Never.
Niekro is not now and, in all likelihood, never will be a pitcher. He is a third baseman, perhaps the nation's best, despite playing for a Division II school in front of crowds that rarely exceed a few hundred. Through Sunday he was batting .365, with three home runs (Henley Field, the team's home park, has the improbable dimensions of 340 feet down the leftfield line, 420 to straightaway center and 330 down the rightfield line, hardly a slugger's dream), 40 RBIs and only seven strikeouts in 41 games for the 32-10 Moccasins, who are ranked seventh in Division II.
Back at George Jenkins High in Lakeland, Fla., Niekro pitched, but only during his freshman and sophomore seasons. He threw a Grade-A knuckleball ("I used it almost all the time," he says), a mid-80s fastball and a so-so changeup. "Around Lance's junior year we decided he'd be better off concentrating on being a full-time position guy," says Joe Niekro, who won 221 games (including 20 twice) over 22 seasons with seven major league teams. "He throws a really nice knuckler, but Lance is a hitter. It comes very naturally to him."
The sky is an orange-blue at Henley Field about 45 minutes before a game last month against Army. Joe Niekro, wearing the white-with-red-pinstripes uniform of the Moccasins, paces back and forth—watching Lance take BP, going over to talk to Anderson, then returning to BP. He is in his first year as the team's pitching and first base coach, a gig that shouldn't last too long, assuming Lance, as expected, is an early selection in the June amateur draft. When Lance leaves Florida Southern, Joe will probably go too.
The father and son are an interesting combo. Joe and Nancy Niekro divorced 12 years ago, and while Lance lived with his mother, his Little League coach was usually his dad. The two ballplayers have fished and golfed together for years. They call each other best friends. There is no yelling, no voice-raising, no "Aw, Pops!" When Lance was eight, he and Joe began taking daily BP. "I'd throw him a hundred balls every day," says Joe. "He couldn't get enough."

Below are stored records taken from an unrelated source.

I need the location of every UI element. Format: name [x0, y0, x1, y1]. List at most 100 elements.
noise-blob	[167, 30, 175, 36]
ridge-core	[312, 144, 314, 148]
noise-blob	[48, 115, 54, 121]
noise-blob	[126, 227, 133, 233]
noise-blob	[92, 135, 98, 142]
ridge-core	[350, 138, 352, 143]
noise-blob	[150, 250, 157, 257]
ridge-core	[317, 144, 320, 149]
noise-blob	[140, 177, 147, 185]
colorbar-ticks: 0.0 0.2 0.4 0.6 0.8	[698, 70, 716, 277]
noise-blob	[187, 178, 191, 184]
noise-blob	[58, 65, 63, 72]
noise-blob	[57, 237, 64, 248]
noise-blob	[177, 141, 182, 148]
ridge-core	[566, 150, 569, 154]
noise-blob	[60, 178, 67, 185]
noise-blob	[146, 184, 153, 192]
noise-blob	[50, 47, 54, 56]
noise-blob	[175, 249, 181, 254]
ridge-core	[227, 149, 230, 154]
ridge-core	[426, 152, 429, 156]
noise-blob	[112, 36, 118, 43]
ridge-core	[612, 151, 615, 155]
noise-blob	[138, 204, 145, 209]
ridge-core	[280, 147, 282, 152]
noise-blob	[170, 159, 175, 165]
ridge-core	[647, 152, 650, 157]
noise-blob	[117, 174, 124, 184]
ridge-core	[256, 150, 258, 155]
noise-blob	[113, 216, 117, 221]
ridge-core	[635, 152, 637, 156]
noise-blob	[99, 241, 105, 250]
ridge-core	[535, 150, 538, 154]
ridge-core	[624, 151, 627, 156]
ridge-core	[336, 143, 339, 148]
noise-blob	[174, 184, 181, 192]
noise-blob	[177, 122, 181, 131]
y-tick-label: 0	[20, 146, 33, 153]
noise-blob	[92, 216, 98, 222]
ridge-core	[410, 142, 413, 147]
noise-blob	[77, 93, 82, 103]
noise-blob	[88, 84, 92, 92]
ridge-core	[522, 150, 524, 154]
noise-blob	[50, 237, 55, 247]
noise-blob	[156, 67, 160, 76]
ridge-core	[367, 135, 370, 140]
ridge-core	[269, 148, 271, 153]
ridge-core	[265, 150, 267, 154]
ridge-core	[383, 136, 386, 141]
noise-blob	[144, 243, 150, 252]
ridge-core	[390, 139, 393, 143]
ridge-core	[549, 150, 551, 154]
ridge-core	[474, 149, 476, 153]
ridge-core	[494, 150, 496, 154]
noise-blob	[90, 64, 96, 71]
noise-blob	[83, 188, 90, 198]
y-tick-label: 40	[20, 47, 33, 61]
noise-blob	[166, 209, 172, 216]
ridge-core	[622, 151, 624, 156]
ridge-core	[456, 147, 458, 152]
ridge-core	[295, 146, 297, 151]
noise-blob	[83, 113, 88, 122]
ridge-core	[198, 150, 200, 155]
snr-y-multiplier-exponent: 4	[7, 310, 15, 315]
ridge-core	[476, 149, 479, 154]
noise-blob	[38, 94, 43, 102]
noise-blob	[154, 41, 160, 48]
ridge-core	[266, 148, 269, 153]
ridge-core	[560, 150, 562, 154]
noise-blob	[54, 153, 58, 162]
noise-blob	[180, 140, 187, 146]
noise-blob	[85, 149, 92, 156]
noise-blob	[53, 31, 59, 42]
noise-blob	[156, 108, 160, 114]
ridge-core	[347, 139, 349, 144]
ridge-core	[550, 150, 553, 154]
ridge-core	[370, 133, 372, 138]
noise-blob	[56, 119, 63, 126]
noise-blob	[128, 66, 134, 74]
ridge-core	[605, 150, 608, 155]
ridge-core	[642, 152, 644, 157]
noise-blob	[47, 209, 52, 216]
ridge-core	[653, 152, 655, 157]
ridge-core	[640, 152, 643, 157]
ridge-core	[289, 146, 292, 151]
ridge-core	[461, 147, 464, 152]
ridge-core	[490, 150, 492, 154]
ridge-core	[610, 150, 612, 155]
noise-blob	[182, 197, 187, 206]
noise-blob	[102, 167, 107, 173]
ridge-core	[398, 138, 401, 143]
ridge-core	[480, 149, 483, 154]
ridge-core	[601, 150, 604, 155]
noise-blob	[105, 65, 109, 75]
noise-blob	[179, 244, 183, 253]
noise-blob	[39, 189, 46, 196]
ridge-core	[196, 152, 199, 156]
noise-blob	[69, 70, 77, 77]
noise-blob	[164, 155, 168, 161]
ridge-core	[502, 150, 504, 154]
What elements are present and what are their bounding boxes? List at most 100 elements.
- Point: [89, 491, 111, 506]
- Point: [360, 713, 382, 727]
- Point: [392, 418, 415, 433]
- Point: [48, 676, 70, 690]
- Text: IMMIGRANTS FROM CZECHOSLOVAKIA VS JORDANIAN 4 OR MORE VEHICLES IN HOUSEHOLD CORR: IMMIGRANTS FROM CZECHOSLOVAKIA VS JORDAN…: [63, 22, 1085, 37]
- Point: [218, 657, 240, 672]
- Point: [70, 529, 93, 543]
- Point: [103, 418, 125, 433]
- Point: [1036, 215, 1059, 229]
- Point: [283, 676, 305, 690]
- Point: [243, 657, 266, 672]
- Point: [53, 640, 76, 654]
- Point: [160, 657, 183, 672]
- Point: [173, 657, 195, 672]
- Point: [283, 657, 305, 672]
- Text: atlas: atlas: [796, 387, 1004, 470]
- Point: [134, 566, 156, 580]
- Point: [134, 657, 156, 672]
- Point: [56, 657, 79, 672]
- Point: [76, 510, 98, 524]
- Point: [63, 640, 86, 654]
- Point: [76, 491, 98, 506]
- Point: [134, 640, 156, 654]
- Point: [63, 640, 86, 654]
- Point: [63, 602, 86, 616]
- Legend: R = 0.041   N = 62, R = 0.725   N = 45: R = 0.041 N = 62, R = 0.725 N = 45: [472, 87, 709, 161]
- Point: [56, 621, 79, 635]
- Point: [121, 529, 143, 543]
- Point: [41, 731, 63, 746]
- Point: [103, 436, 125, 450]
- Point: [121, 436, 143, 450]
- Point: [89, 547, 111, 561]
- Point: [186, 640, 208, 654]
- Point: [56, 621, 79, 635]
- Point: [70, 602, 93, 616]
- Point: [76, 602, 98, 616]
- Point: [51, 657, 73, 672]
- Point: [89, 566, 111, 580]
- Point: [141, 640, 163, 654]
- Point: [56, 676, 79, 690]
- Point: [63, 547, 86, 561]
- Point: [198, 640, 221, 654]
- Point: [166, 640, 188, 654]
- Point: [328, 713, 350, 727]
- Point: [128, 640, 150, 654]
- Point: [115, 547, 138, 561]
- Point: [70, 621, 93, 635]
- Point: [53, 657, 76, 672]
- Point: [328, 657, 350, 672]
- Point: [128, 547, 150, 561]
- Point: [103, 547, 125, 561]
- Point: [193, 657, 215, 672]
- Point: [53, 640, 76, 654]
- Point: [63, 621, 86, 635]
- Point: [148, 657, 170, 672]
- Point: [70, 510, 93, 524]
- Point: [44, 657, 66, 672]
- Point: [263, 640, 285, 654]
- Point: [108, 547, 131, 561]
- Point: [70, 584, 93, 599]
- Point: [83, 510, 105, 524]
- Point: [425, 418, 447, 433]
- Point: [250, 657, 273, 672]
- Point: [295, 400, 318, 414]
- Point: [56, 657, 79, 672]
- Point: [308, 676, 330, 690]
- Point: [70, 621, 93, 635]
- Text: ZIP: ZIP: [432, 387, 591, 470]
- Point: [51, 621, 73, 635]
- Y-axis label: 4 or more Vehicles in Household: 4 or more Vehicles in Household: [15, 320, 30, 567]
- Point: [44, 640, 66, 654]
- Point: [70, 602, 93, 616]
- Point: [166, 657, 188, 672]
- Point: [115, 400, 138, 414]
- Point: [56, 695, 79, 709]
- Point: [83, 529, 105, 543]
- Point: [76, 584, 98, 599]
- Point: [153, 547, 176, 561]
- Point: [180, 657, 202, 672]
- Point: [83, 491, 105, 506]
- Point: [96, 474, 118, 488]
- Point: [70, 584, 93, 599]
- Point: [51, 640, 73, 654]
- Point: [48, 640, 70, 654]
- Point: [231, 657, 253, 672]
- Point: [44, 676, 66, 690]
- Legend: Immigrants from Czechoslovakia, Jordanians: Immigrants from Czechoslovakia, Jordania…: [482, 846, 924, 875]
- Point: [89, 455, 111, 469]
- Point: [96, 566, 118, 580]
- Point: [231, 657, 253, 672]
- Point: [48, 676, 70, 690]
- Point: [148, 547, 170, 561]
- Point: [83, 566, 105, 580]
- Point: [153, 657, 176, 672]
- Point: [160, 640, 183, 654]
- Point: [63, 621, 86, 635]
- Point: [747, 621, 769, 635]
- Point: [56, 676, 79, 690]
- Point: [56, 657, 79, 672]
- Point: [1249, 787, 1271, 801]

This was around the time that Joe was finishing his career, with the Minnesota Twins, winning a World Series title in 1987. Lance doesn't remember much of his father's prime 11 years (1975-85) with the Houston Astros, but he giddily speaks of wrestling in the Twins' clubhouse with Kirby Puckett, working as a part-time bat-boy, sprinting onto the Metrodome turf after the final out of the Series, having the champagne rubbed through his hair.
"You're a little kid, so you don't know how to appreciate things," says Lance, "but I look back, and how could I have had a better childhood? I was pals with Kirby Puckett!"
Perhaps that Series would've been Lance's defining moment, had the weird gods of baseball not messed with his life. He starred at George Jenkins High, batting .544 with 10 home runs and 43 RBIs as a senior in 1997, but the major colleges ignored him. Word had gotten out that he was going pro no matter what, but when the Philadelphia Phillies selected him in the 13th round, he was under-whelmed by the team's offer, and suddenly he longed for Florida State or Miami to wave some scholarship dough his way. "Nobody offered," Niekro says. "I would've loved to play for Florida State."
He decided to ditch the Phillies anyway and, rather than walk on at a Division I power, enrolled in Florida Community College in Jacksonville, where he spent three of the most insignificant weeks of his life. "I got there, and I knew it was wrong," he says. "Nothing specific—just not for me."
The idea, at least at the time, had been to play one year of juco ball and then re-enter the draft. Instead, Niekro reversed himself again and looked toward Florida Southern. "On a Friday night I got a call from Lance's mom saying he was dropping out of school," recalls Anderson. "Two days later I come home, and there's a message on my machine saying Lance has enrolled, and he'll be in class on Monday. I'd known about Lance Niekro since he was six. I just never thought I'd get him."